The crux of GDPR is that users now have the right to their own data and must consent to companies collecting their data by opting in, rather than opting out.  For users to understand what data they are divulging, how that data is being used, and what a user can do to remove or update their data, companies had to update its terms of use and privacy policies to be understood by the average user. This required the use of less technical language and the inclusion of definitions for lesser-known or ambiguous terms.  For example, Google now includes explanatory videos of how Google uses the data it collects from its users, and Twitter includes scroll-over definitions for terms such as “location data” and “advertising partner data” so that users can have a better understanding of what these terms mean in regard to personal data. These terms are important to define for users because terms such as “location data”, “online identifiers” or “genetic data” are now deemed to be personal information under GDPR.

Additionally, shifting away from dense, aesthetically unpleasing terms of use and privacy policies, companies have updated their interfaces to create a better user experience. The less technical language coupled with the more user-friendly interface have made the terms of use and privacy policy easier and more inviting to read and understand.

Personal Privacy Controls

Most companies now include a privacy settings tab that allows users to review what specific personal data the website has collected, review or rectify that data, and approve what data the website may continue to retain or share. These controls also allow users to have a transparent understanding of how the companies will use the data provided by its users. Companies have also included step-by-step tutorials and guides on how users can access and review this information.  In some instances, such as LinkedIn, any visitor to the site, regardless of whether the user has a registered account, has the right to access and control their personal data on the site.  Some sites only provide this feature for users accessing their site with registered accounts.

Data Protection Officer

The role of a data protection officer (DPO) is a mandatory implementation under GDPR for public authorities that process person data, companies that systematically monitor personal data on a large scale or companies that collect or process sensitive personal data or data regarding criminal convictions and offenses. The appointed DPO (either a designated employee or a hired outside consultant) must possess expert knowledge of data protection law and practices.
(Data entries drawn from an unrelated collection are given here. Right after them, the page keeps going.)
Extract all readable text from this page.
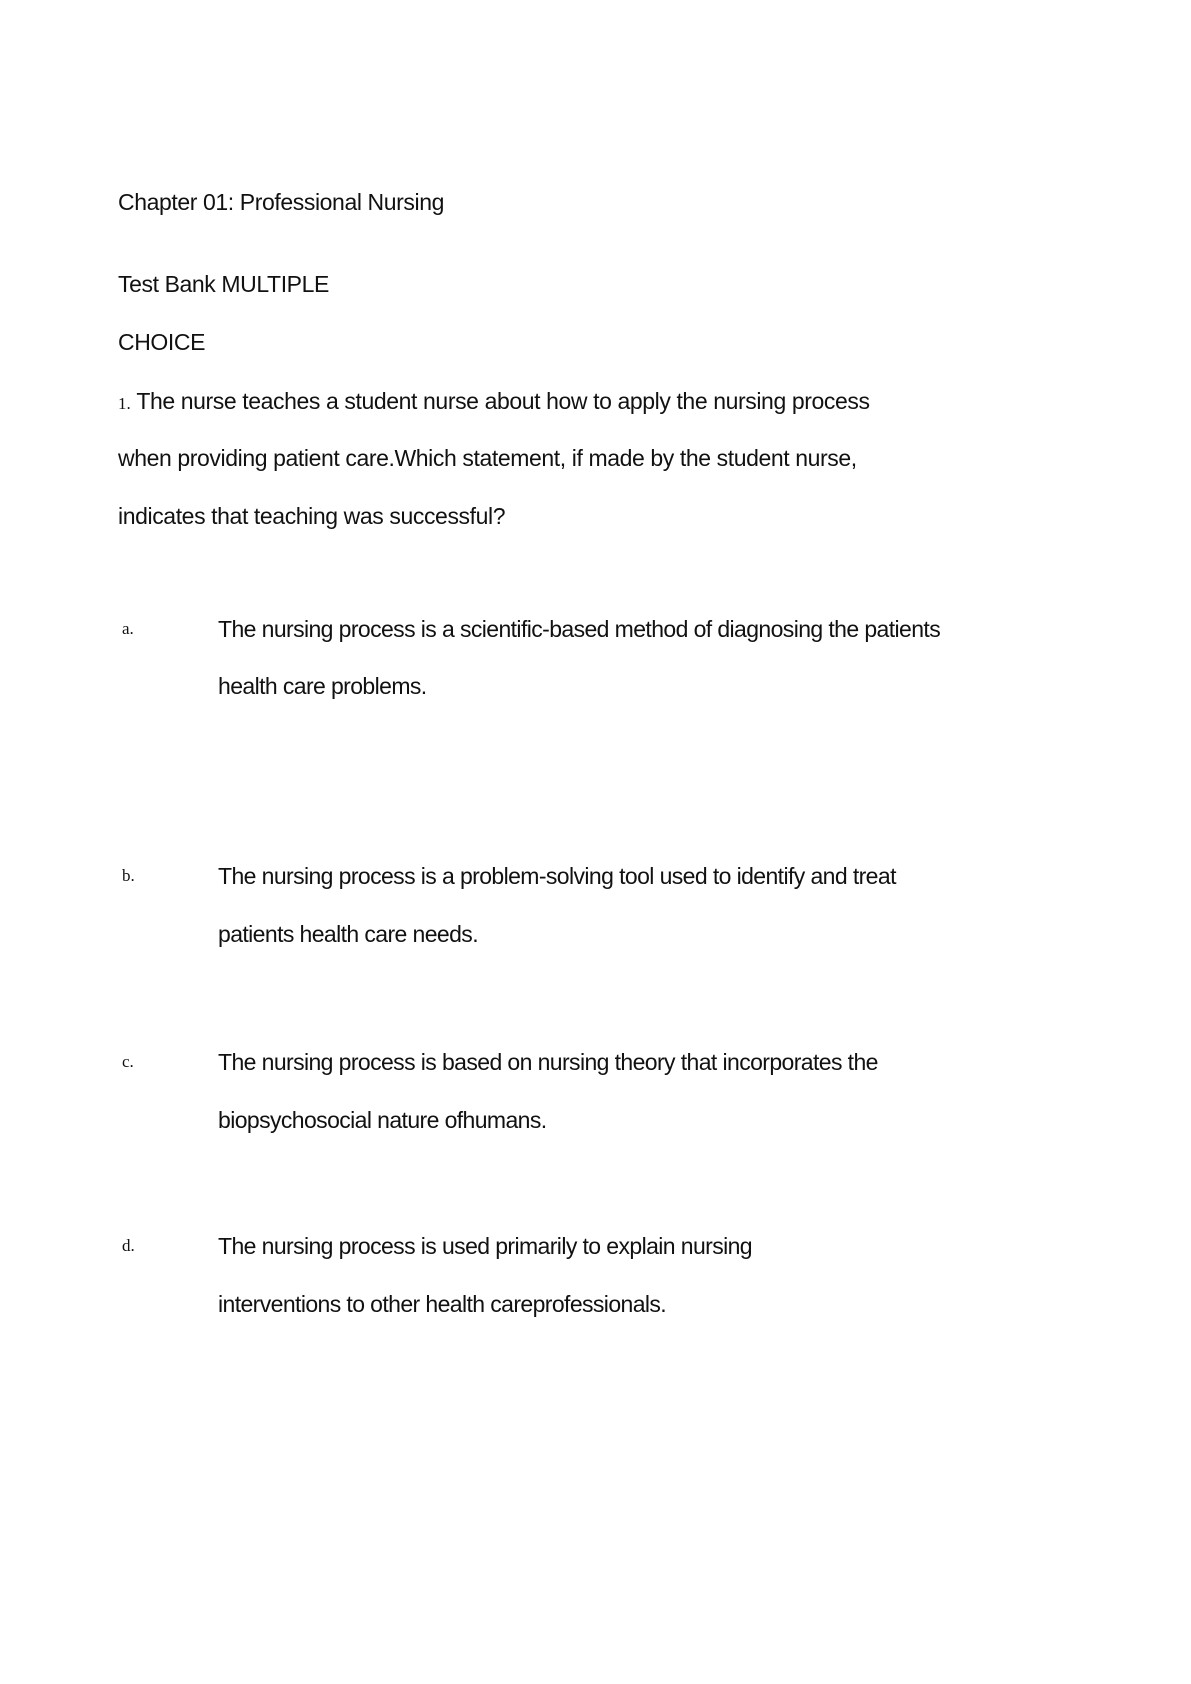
Chapter 01: Professional Nursing
Test Bank MULTIPLE
CHOICE
1. The nurse teaches a student nurse about how to apply the nursing process
when providing patient care.Which statement, if made by the student nurse,
indicates that teaching was successful?
a.	The nursing process is a scientific-based method of diagnosing the patients
health care problems.
b.	The nursing process is a problem-solving tool used to identify and treat
patients health care needs.
c.	The nursing process is based on nursing theory that incorporates the
biopsychosocial nature ofhumans.
d.	The nursing process is used primarily to explain nursing
interventions to other health careprofessionals.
The DPO is responsible for educating its company and employees on important compliance requirements, training staff involved in data processing, and conducting routine security audits.

To comply with GDPR, large scale data processing companies, such as Salesforce and Google, have appointed DPOs that will be the point-person for its companies’ users to inquire about the data collection procedures of its companies and policies as it pertains both generally and individually.

GDPR Compliance Good-Faith Effort

There is no magic language or magic sauce that a company can use to ensure complete and total compliance with GDPR.  There are many complexities and unanswered questions regarding GDPR, making it difficult for companies to guarantee complete and total compliance. By demonstrating good-faith efforts to substantially comply with the requirements of GDPR, companies may be able to mitigate the risk of paying the exorbitant fines for noncompliance.